There’s also a Cloud column to indicate whether the model is available on Ollama Cloud. This is a separate product that allows you to run models on Ollama’s servers and access them via API. It’s a good option if you want to use larger models without investing in hardware.
Use the Search box to filter the table (this will also search by model tags, which are not shown in the table) or use the toggles to sort by any column.
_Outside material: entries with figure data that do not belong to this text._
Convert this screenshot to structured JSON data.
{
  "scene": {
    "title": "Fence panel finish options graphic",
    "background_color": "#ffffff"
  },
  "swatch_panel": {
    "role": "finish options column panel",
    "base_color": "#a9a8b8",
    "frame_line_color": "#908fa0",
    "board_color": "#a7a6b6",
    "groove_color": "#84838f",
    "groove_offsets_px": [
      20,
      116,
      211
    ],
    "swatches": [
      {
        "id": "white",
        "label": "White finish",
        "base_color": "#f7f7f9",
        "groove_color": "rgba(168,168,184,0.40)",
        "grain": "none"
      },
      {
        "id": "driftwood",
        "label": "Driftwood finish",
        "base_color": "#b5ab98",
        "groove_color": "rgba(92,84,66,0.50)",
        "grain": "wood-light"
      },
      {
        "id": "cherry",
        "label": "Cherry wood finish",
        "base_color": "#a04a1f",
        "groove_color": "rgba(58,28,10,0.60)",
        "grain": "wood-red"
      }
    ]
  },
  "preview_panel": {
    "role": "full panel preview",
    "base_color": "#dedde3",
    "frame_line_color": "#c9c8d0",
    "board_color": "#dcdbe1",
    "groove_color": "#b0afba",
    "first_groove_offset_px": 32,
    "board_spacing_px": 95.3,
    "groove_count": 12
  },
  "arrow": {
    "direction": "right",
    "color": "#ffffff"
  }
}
Click a row to see the full model details.
| Model | Cloud | Size | Context | Input | Updated |
|---|
I have a GPU on my laptop, but it’s not CUDA-capable and can’t be used for inference. So I’m limited to the smaller models. Smaller models can still be remarkably useful. They’re not going to beat the giant models at hard reasoning, but they can make small local workflows feel responsive. Plus they are fast to download, cheap to run and useful for creating a baseline before trying anything larger. They’re also just fun to play with!
Model Distribution
I found the table useful for quickly filtering and sorting the models, but it’s still not ideal for getting a high-level overview. The plot below shows the distribution of model size and context window.
Most models can only handle text input, but there are a few that can also process images. Model size is typically between a few hundred MB and tens of GB, although there are some outliers on either end. Context windows are mostly between a few thousand and a few hundred thousand tokens, with the most common size being 128K. There’s a general tendency for larger models to have larger context windows.
Noteworthy Models
A few models I’ve experimented with that are worth highlighting:
gemma3— A vision model for processing images and documents. Ideal for OCR and image understanding.qwen2.5-coder— A coding model that can handle complex, real-world programming tasks.mistral-small— A general-purpose model suitable for writing tasks.
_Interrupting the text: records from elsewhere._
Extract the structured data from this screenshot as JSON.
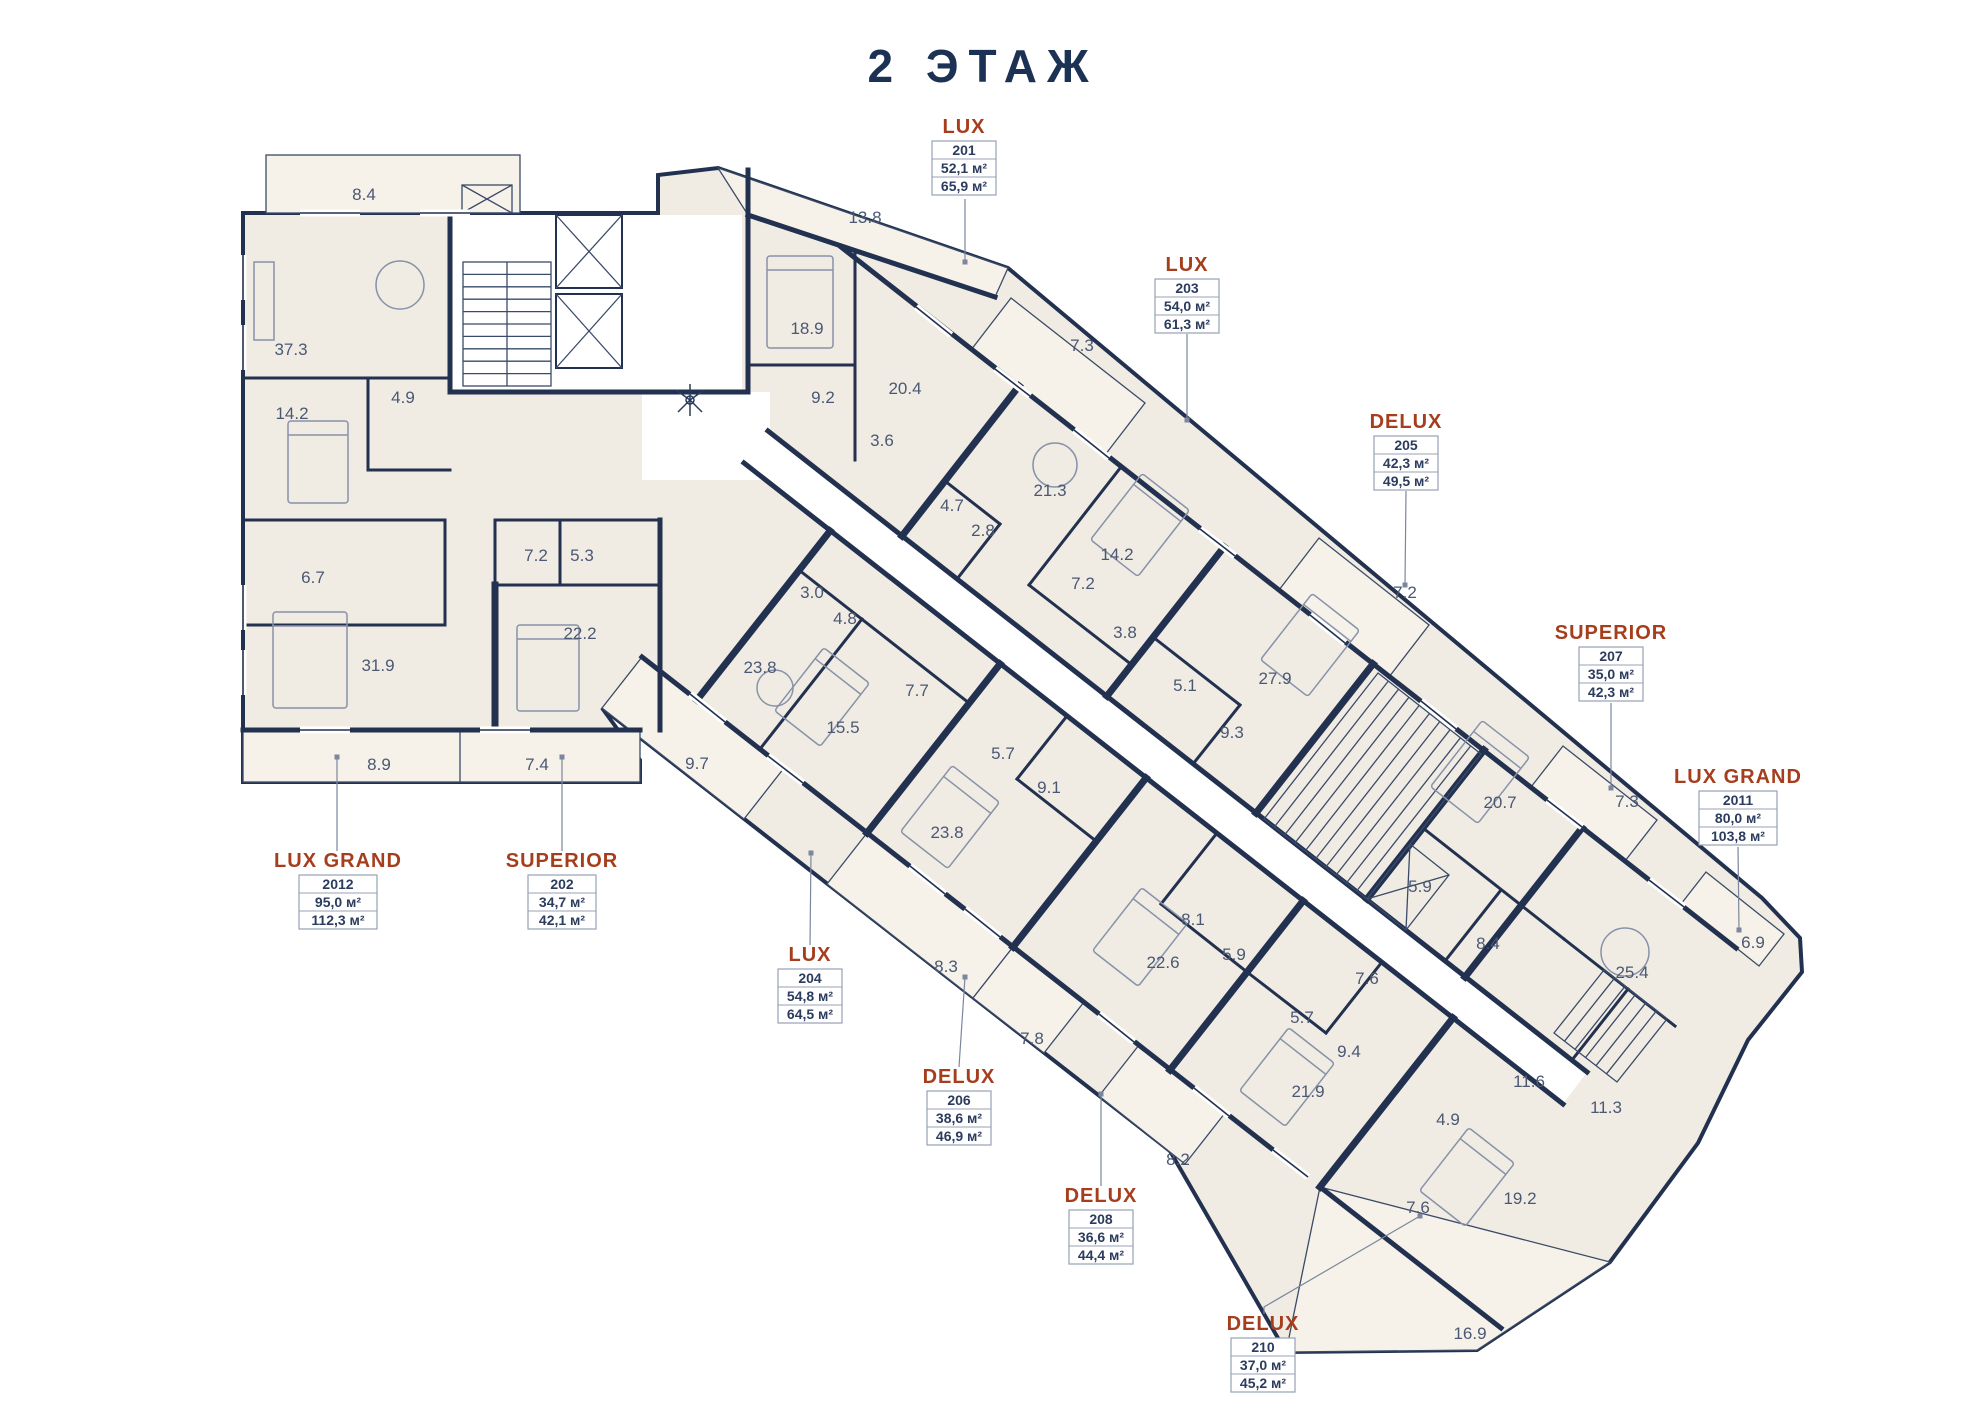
{
  "title": "2 ЭТАЖ",
  "colors": {
    "wall": "#22314f",
    "floor": "#f1ece3",
    "balcony": "#f6f2e9",
    "accent": "#a63e1e",
    "room_text": "#4a5874",
    "leader": "#7c879d",
    "box_border": "#97a2b6"
  },
  "units": [
    {
      "type": "LUX",
      "number": "201",
      "area": "52,1 м²",
      "total": "65,9 м²",
      "label": {
        "lx": 964,
        "ly": 133,
        "w": 64
      },
      "leader": [
        [
          965,
          262
        ],
        [
          965,
          199
        ]
      ]
    },
    {
      "type": "SUPERIOR",
      "number": "202",
      "area": "34,7 м²",
      "total": "42,1 м²",
      "label": {
        "lx": 562,
        "ly": 867,
        "w": 68
      },
      "leader": [
        [
          562,
          757
        ],
        [
          562,
          851
        ]
      ]
    },
    {
      "type": "LUX",
      "number": "203",
      "area": "54,0 м²",
      "total": "61,3 м²",
      "label": {
        "lx": 1187,
        "ly": 271,
        "w": 64
      },
      "leader": [
        [
          1187,
          420
        ],
        [
          1187,
          334
        ]
      ]
    },
    {
      "type": "LUX",
      "number": "204",
      "area": "54,8 м²",
      "total": "64,5 м²",
      "label": {
        "lx": 810,
        "ly": 961,
        "w": 64
      },
      "leader": [
        [
          811,
          853
        ],
        [
          810,
          945
        ]
      ]
    },
    {
      "type": "DELUX",
      "number": "205",
      "area": "42,3 м²",
      "total": "49,5 м²",
      "label": {
        "lx": 1406,
        "ly": 428,
        "w": 64
      },
      "leader": [
        [
          1405,
          585
        ],
        [
          1406,
          491
        ]
      ]
    },
    {
      "type": "DELUX",
      "number": "206",
      "area": "38,6 м²",
      "total": "46,9 м²",
      "label": {
        "lx": 959,
        "ly": 1083,
        "w": 64
      },
      "leader": [
        [
          965,
          977
        ],
        [
          959,
          1067
        ]
      ]
    },
    {
      "type": "SUPERIOR",
      "number": "207",
      "area": "35,0 м²",
      "total": "42,3 м²",
      "label": {
        "lx": 1611,
        "ly": 639,
        "w": 64
      },
      "leader": [
        [
          1611,
          788
        ],
        [
          1611,
          703
        ]
      ]
    },
    {
      "type": "DELUX",
      "number": "208",
      "area": "36,6 м²",
      "total": "44,4 м²",
      "label": {
        "lx": 1101,
        "ly": 1202,
        "w": 64
      },
      "leader": [
        [
          1101,
          1094
        ],
        [
          1101,
          1186
        ]
      ]
    },
    {
      "type": "DELUX",
      "number": "210",
      "area": "37,0 м²",
      "total": "45,2 м²",
      "label": {
        "lx": 1263,
        "ly": 1330,
        "w": 64
      },
      "leader": [
        [
          1420,
          1216
        ],
        [
          1264,
          1307
        ],
        [
          1264,
          1314
        ]
      ]
    },
    {
      "type": "LUX GRAND",
      "number": "2011",
      "area": "80,0 м²",
      "total": "103,8 м²",
      "label": {
        "lx": 1738,
        "ly": 783,
        "w": 78
      },
      "leader": [
        [
          1739,
          930
        ],
        [
          1738,
          847
        ]
      ]
    },
    {
      "type": "LUX GRAND",
      "number": "2012",
      "area": "95,0 м²",
      "total": "112,3 м²",
      "label": {
        "lx": 338,
        "ly": 867,
        "w": 78
      },
      "leader": [
        [
          337,
          757
        ],
        [
          337,
          851
        ]
      ]
    }
  ],
  "rooms": [
    {
      "v": "8.4",
      "x": 364,
      "y": 194
    },
    {
      "v": "37.3",
      "x": 291,
      "y": 349
    },
    {
      "v": "4.9",
      "x": 403,
      "y": 397
    },
    {
      "v": "14.2",
      "x": 292,
      "y": 413
    },
    {
      "v": "6.7",
      "x": 313,
      "y": 577
    },
    {
      "v": "31.9",
      "x": 378,
      "y": 665
    },
    {
      "v": "7.2",
      "x": 536,
      "y": 555
    },
    {
      "v": "5.3",
      "x": 582,
      "y": 555
    },
    {
      "v": "22.2",
      "x": 580,
      "y": 633
    },
    {
      "v": "8.9",
      "x": 379,
      "y": 764
    },
    {
      "v": "7.4",
      "x": 537,
      "y": 764
    },
    {
      "v": "9.7",
      "x": 697,
      "y": 763
    },
    {
      "v": "13.8",
      "x": 865,
      "y": 217
    },
    {
      "v": "18.9",
      "x": 807,
      "y": 328
    },
    {
      "v": "9.2",
      "x": 823,
      "y": 397
    },
    {
      "v": "20.4",
      "x": 905,
      "y": 388
    },
    {
      "v": "3.6",
      "x": 882,
      "y": 440
    },
    {
      "v": "7.3",
      "x": 1082,
      "y": 345
    },
    {
      "v": "21.3",
      "x": 1050,
      "y": 490
    },
    {
      "v": "4.7",
      "x": 952,
      "y": 505
    },
    {
      "v": "2.8",
      "x": 983,
      "y": 530
    },
    {
      "v": "14.2",
      "x": 1117,
      "y": 554
    },
    {
      "v": "7.2",
      "x": 1083,
      "y": 583
    },
    {
      "v": "3.8",
      "x": 1125,
      "y": 632
    },
    {
      "v": "7.2",
      "x": 1405,
      "y": 592
    },
    {
      "v": "27.9",
      "x": 1275,
      "y": 678
    },
    {
      "v": "5.1",
      "x": 1185,
      "y": 685
    },
    {
      "v": "9.3",
      "x": 1232,
      "y": 732
    },
    {
      "v": "20.7",
      "x": 1500,
      "y": 802
    },
    {
      "v": "7.3",
      "x": 1627,
      "y": 801
    },
    {
      "v": "5.9",
      "x": 1420,
      "y": 886
    },
    {
      "v": "8.4",
      "x": 1488,
      "y": 943
    },
    {
      "v": "25.4",
      "x": 1632,
      "y": 972
    },
    {
      "v": "6.9",
      "x": 1753,
      "y": 942
    },
    {
      "v": "11.6",
      "x": 1529,
      "y": 1081
    },
    {
      "v": "11.3",
      "x": 1606,
      "y": 1107
    },
    {
      "v": "4.9",
      "x": 1448,
      "y": 1119
    },
    {
      "v": "7.6",
      "x": 1418,
      "y": 1207
    },
    {
      "v": "19.2",
      "x": 1520,
      "y": 1198
    },
    {
      "v": "16.9",
      "x": 1470,
      "y": 1333
    },
    {
      "v": "3.0",
      "x": 812,
      "y": 592
    },
    {
      "v": "4.8",
      "x": 845,
      "y": 618
    },
    {
      "v": "7.7",
      "x": 917,
      "y": 690
    },
    {
      "v": "23.8",
      "x": 760,
      "y": 667
    },
    {
      "v": "15.5",
      "x": 843,
      "y": 727
    },
    {
      "v": "5.7",
      "x": 1003,
      "y": 753
    },
    {
      "v": "9.1",
      "x": 1049,
      "y": 787
    },
    {
      "v": "23.8",
      "x": 947,
      "y": 832
    },
    {
      "v": "8.3",
      "x": 946,
      "y": 966
    },
    {
      "v": "7.8",
      "x": 1032,
      "y": 1038
    },
    {
      "v": "8.1",
      "x": 1193,
      "y": 919
    },
    {
      "v": "22.6",
      "x": 1163,
      "y": 962
    },
    {
      "v": "5.9",
      "x": 1234,
      "y": 954
    },
    {
      "v": "5.7",
      "x": 1302,
      "y": 1017
    },
    {
      "v": "9.4",
      "x": 1349,
      "y": 1051
    },
    {
      "v": "21.9",
      "x": 1308,
      "y": 1091
    },
    {
      "v": "8.2",
      "x": 1178,
      "y": 1159
    },
    {
      "v": "7.6",
      "x": 1367,
      "y": 978
    }
  ]
}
These might not be immediate replacements for the giant cloud models, but they’re very effective for specific use cases. They’re likely to run well on local hardware and they will save you a load of cloud tokens.
Summary
The Ollama catalogue is wide but navigable once you know your constraints. Most models are text-only, sizes cluster between a few hundred MB and tens of GB, while context windows are typically between a few thousand and a few hundred thousand tokens. Larger models generally come with larger context windows, but also require more memory.
The right model depends on what you’re trying to do and what hardware you have. The table is most useful when you filter with a specific constraint in mind: size, context window or multimodal support. Rather than hunting for one universal best model (there isn’t one), it’s better to narrow your options to two or three reasonable candidates and then test them. A useful tool for checking whether a specific model will fit your hardware is llmfit.